Pensou-se em expandir o território para oeste, criando
novas colónias. Foi criada uma agência federal que permitia aos ex-escravos
arrendar terras por três anos, com posterior possibilidade de compra. Os
recém-libertos não tinham tido antes oportunidade de exercitar o espírito
empresarial e a tentativa falhou.
O presidente apoiou Henry Clay e o seu programa
“American Colonization Society” que pretendia fixar na Libéria os escravos
americanos libertados.
Abraham Lincoln não teria oportunidade de pôr em
prática as suas ideias sobre a reconstrução do país. Seis dias após a rendição
do comandante das forças confederadas, general Robert Lee, Lincoln foi
assassinado. O crime ocorreu num camarote do Teatro Ford, durante a exibição da
peça Our American Cousin. O assassino foi o ator John Wilkes Boot, partidário
dos confederados e espião. A esposa de Lincoln, Mary Todd Lincoln, estava
sentada a seu lado. O major Henry Rathbone e sua noiva, Clara Harris,
acompanhavam-nos.
Boot era natural de Maryland. Planeara inicialmente
sequestrar Lincoln, para o trocar por prisioneiros confederados. Quando, a 11
de abril de 1865, ouviu o discurso em que Lincoln defendeu o direito de voto
para os negros, encheu-se de raiva e resolveu matá-lo.
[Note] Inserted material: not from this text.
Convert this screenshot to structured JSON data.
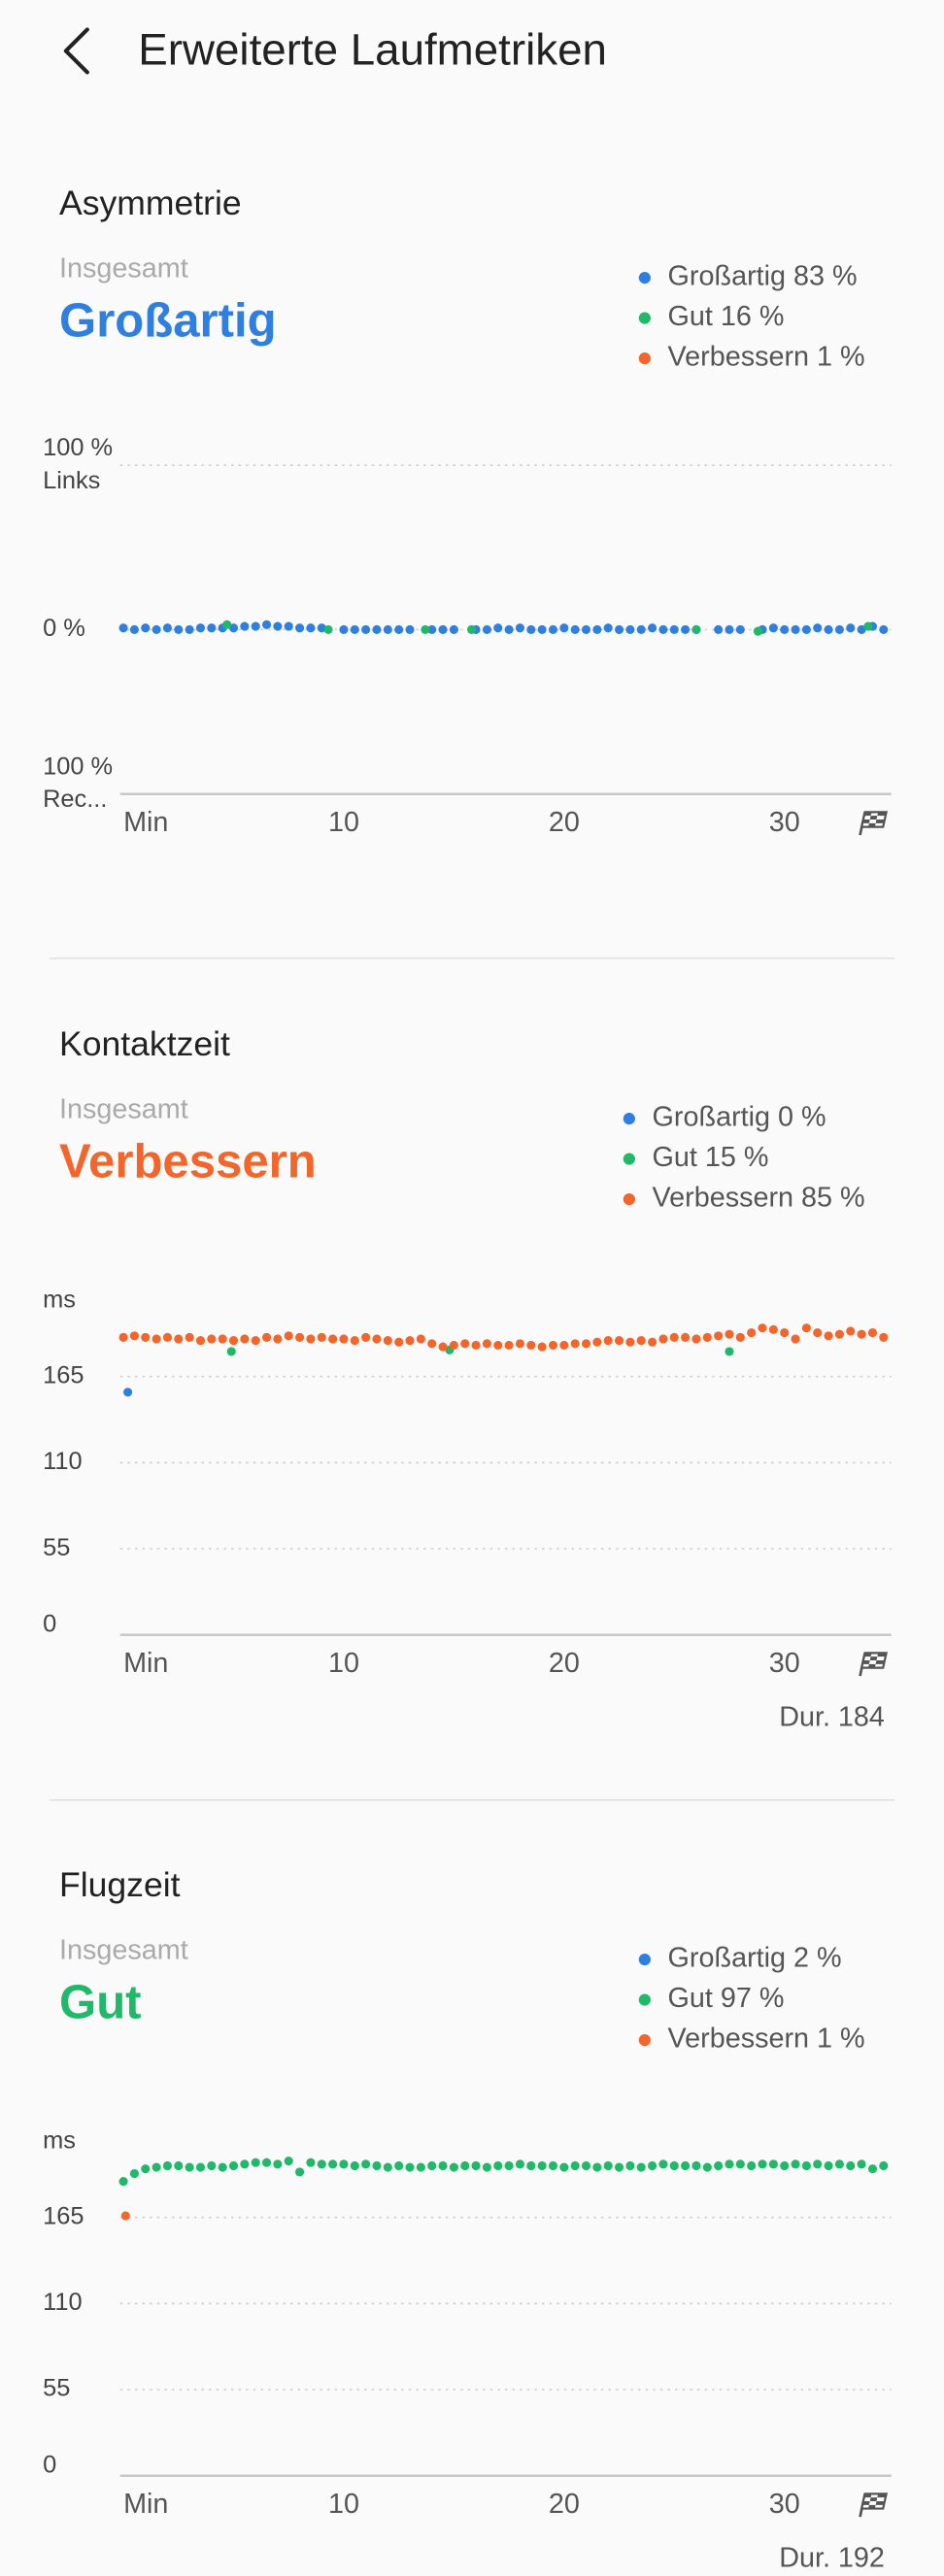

Não se tratou de um atentado isolado. Existia uma
conspiração para assassinar também o general Ulisses S. Grant, que deveria
acompanhar o presidente ao teatro Ford, e para matar, noutros locais, o
vice-presidente Andrew Johson e o secretário de estado William Seward.
Grant escapou à morte por ter resolvido, à última hora,
viajar para a Pensivânia, em lugar de assistir à peça.
Ao intervalo do espectáculo, o guarda-costas do
presidente abandonou, por minutos, o camarote, para tomar uma bebida. O
assassino estava atento e aproveitou a oportunidade. Entrou e disparou um tiro
de revólver contra a nuca do presidente. Abraham Lincoln não viu o seu matador.
O major Rathbone atirou-se ao criminoso, mas foi
esfaqueado.
Um cirurgião do Exército, sentado próximo, acudiu de
imediato ao presidente. Pouco havia a fazer. Lincoln entrou em coma e faleceu
nove horas depois.
O assassino fugiu.
Foi desencadeada uma caça ao homem. Dez dias após a
morte de Abraham Lincoln, John Wilkes Boot foi encontrado numa fazenda da
Virgínia. Tentou resistir à captura e foi abatido.
Não sabemos se a Guerra de Secessão podia ter sido evitada. Certo é que devastou a nova nação e colheu as vidas de milhares de americanos. Lembre-se que, apenas na batalha de Gettysburg, em três dias de lutas, morreram, foram feridos ou desapareceram cerca de 50.000 americanos, quase todos jovens. Por outro lado, a escravatura tinha os dias contados e ia desaparecendo, em quase todo o mundo. Os métodos de produção assentes no trabalho escravo tinham deixado de ser rentáveis.